NEW YORK (The Deal) -- Insurance firm Endurance Specialty Holdings (ENH) on Monday increased its hostile offer for rival Aspen Insurance Holdings (AHL) by $2 per share and announced plans to try to increase the size of the target's board.
Bermuda-based Endurance said it was increasing its offer to $49.50 per share, from $47.50 per share, and that it would push to convene a special meeting of Aspen shareholders to consider an increase in the size of Aspen's board to 19 members from 12. The increase, if approved, would mean a majority of Aspen directors would be up for election at the company's 2015 annual meeting.

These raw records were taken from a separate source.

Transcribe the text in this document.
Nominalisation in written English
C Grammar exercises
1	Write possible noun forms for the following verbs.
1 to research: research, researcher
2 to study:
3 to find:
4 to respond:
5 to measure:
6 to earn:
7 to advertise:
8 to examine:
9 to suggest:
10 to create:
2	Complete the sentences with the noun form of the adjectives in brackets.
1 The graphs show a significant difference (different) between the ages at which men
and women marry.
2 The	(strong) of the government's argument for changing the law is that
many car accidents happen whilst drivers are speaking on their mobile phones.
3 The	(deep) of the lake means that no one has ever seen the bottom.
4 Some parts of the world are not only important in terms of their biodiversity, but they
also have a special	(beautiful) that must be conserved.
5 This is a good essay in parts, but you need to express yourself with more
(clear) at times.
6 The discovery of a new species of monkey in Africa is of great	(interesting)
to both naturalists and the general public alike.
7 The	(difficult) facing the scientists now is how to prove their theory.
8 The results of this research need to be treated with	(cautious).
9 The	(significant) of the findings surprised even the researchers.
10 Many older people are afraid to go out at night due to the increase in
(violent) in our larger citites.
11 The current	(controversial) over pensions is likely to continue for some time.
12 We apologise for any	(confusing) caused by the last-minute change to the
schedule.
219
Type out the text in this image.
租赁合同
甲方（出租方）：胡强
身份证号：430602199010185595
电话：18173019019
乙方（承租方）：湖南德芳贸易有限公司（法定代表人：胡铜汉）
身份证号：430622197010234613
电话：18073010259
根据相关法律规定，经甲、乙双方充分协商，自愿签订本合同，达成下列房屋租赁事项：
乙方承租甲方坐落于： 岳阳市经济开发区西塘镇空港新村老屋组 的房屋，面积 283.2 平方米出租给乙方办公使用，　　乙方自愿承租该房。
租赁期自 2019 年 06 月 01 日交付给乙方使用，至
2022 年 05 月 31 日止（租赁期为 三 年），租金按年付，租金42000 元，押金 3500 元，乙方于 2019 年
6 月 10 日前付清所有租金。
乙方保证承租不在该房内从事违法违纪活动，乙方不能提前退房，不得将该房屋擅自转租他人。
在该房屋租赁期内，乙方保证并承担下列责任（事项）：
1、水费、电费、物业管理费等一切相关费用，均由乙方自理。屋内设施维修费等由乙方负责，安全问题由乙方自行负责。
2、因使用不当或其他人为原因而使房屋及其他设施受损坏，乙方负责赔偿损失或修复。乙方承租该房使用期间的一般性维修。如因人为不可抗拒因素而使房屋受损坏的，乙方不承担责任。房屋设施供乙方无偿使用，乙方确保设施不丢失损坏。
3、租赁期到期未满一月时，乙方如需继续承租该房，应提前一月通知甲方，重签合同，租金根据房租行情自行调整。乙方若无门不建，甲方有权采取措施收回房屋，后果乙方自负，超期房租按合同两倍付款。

Endurance went public with a $3.2 billion offer for Aspen in mid-April after it was frustrated in attempts to negotiate a consensual combination. The company said it believes it can extract more than $100 million in annual costs via a deal. Aspen, of Bermuda, said it believes Endurance's offer undervalues the company. Aspen chairman Glyn Jones blasted the rationale behind the offer, saying the deal "represents a strategic mismatch, carries significant execution risk, and would result in substantial dis-synergies." Endurance said it communicated the sweetener to Aspen on May 7, but the target's board through financial advisers on May 12 said it had rejected the higher offer and said it had no interest in negotiating with Endurance.
Endurance is trying to let Aspen holders decide on the merits of the offer. Endurance chairman and CEO John R. Charman in a statement said that "many" Aspen shareholders "have expressed broad support for the strategic and financial merits of the proposed transaction" and called on Aspen's board to come to the table. Endurance also said it has entered into a commitment letter with Morgan Stanley (MS) to receive a $1 billion bridge loan facility to help fund the deal.